Halluzinationen

Ein sehr unangenehmes Symptom, das bei unterschiedlichen Krankheiten zum Vorschein kommen kann, ist die Halluzination. Damit ist gemeint, dass der Patient Dinge wahrnimmt, die nicht vorhanden. Daher wird das Wort übersetzt als Trugwahrnehmung. Diese Trugwahrnehmung beschränken sich nicht nur auf das Auge, sondern auf alle Körpersinne. So hören manche Menschen Stimmen, obwohl sie allein sind. Andere haben das Gefühl, dass sie angefasst werden, wieder andere riechen etwas, das nicht vorhanden ist.

Ein Problem der Halluzination ist, dass der Patient oft gar nicht merkt, dass diese Dinge nicht real sind. So gibt es Menschen, die seit ihrer Kindheit imaginäre Menschen sehen und sich mit Ihnen unterhalten, sich ansonsten aber ganz normal verhalten.

Andere Patienten sind sich hingegen bewusst, dass die Wahrnehmungen, die sie haben, nicht echt sind. Allerdings können sie sich auch nicht dagegen wehren und hören weiterhin Stimmen oder schmecken plötzlich etwas, ohne vorher gegessen zu haben.

Auslöser einer Halluzination

Der Auslöser einer Halluzination ist häufig durch einen äußeren Einfluss auf das Gehirn zu erklären. Teile des Gehirns werden aktiviert, ohne dass ein Reiz aus der Außenwelt vorliegt, der zu einer solchen Stimulation führen würde. Das Gehirn interpretiert das Signal allerdings so, als wäre ein Reiz vorhanden.

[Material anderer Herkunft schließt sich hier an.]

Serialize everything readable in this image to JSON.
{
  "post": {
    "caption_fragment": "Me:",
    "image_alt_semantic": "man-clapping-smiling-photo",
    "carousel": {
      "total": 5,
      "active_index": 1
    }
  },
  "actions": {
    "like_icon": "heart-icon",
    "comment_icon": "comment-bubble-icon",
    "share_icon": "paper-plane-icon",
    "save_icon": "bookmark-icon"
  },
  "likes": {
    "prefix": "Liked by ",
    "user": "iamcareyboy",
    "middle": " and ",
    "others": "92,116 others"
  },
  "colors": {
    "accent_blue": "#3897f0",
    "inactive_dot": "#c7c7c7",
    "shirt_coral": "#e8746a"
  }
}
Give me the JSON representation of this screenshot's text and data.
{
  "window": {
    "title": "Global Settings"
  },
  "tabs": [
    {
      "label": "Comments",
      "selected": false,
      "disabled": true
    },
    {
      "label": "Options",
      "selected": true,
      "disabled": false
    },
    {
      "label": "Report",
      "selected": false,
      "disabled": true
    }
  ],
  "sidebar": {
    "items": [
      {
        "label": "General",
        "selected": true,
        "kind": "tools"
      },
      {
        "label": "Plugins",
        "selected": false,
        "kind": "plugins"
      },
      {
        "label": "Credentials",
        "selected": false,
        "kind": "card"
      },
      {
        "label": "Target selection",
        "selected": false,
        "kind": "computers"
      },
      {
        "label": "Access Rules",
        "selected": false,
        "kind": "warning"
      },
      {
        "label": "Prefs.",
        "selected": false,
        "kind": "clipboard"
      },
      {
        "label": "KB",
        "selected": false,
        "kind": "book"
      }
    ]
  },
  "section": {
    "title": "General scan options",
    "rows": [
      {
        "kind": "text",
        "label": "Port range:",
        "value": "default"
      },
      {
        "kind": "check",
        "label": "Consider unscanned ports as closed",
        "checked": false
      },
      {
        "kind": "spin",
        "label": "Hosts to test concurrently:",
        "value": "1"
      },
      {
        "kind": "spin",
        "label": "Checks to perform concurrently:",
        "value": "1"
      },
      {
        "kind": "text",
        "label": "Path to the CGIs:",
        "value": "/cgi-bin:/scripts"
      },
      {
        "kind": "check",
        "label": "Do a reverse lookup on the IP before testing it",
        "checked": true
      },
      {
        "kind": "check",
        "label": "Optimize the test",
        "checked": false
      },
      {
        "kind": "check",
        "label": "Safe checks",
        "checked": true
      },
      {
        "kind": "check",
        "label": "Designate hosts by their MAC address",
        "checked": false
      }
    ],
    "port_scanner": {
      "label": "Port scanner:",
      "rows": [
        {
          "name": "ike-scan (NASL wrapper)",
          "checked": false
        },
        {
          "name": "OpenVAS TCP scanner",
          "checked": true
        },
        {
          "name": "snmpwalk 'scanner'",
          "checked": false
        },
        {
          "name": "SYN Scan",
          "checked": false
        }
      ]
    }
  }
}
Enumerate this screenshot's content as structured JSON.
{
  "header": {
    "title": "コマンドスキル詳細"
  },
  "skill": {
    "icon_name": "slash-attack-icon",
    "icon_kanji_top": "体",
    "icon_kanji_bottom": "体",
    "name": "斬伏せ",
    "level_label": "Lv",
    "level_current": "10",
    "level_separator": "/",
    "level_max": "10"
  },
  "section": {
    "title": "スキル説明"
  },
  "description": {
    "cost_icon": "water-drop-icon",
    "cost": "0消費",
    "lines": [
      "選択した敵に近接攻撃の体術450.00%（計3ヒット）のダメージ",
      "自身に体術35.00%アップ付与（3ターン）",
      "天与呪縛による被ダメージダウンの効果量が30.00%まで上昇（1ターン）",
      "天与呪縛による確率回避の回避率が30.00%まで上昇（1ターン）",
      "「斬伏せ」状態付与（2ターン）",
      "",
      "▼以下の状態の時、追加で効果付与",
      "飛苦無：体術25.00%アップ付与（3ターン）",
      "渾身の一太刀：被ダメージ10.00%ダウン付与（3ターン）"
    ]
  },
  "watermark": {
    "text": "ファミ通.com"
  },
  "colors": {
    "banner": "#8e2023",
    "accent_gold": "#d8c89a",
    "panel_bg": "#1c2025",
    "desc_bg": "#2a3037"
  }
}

Beim Auftreten von Halluzinationen muss unterschieden werden, ob sie ständig auftreten oder nur zu einem bestimmten Zeitpunkt. So gibt es zum Beispiel eine Vielzahl von illegalen Drogen, aber auch Medikamente, die zu Trugwahrnehmungen führen können. In diesem Fall ist die Behandlung durch den Entzug dieser Stoffe oft relativ einfach.

Schwieriger ist es, wenn die Ursache der Halluzinationen nicht so direkt auf der Hand liegt. Schwere psychische Krankheiten gehen häufig mit Halluzinationen einher. Die Patienten sind durch die Halluzinationen teilweise so eingeschränkt, dass sie kaum allein zurechtkommen. Sogar Straftaten können tragischer Weise von ihnen begangen werden, weil sie Dinge sehen oder Stimmen hören, die ihnen das befehlen.

Auch ein Hirntumor kann das Gehirn verwirren und ihm falsche Sinneseindrücke vortäuschen. Je nachdem in welchem Bereich der Tumor sitzt kommt es zu den Trugwahrnehmungen der unterschiedlichen Sinne. Im hinteren unteren Bereich des Gehirns liegt beispielsweise das Sehzentrum. Hier werden die Signale, die die Augen aufnehmen, verarbeitet und bewusst gemacht. Kommt es hier zu einer Reizung der Nervenzellen durch einen Tumor, der Druck ausübt, kann es vorkommen, dass das Gehirn aufgrund dieser Reizung sinnlose Formen oder Farben interpretiert. Außerdem kann es bei degenerativen Erkrankungen wie Morbus Alzheimer zu Halluzinationen kommen.

In diesen beiden Fällen sind vor allem die bildgebenden Verfahren der Medizin wie ein CT oder MRT wichtig, um diese Krankheiten zu diagnostizieren.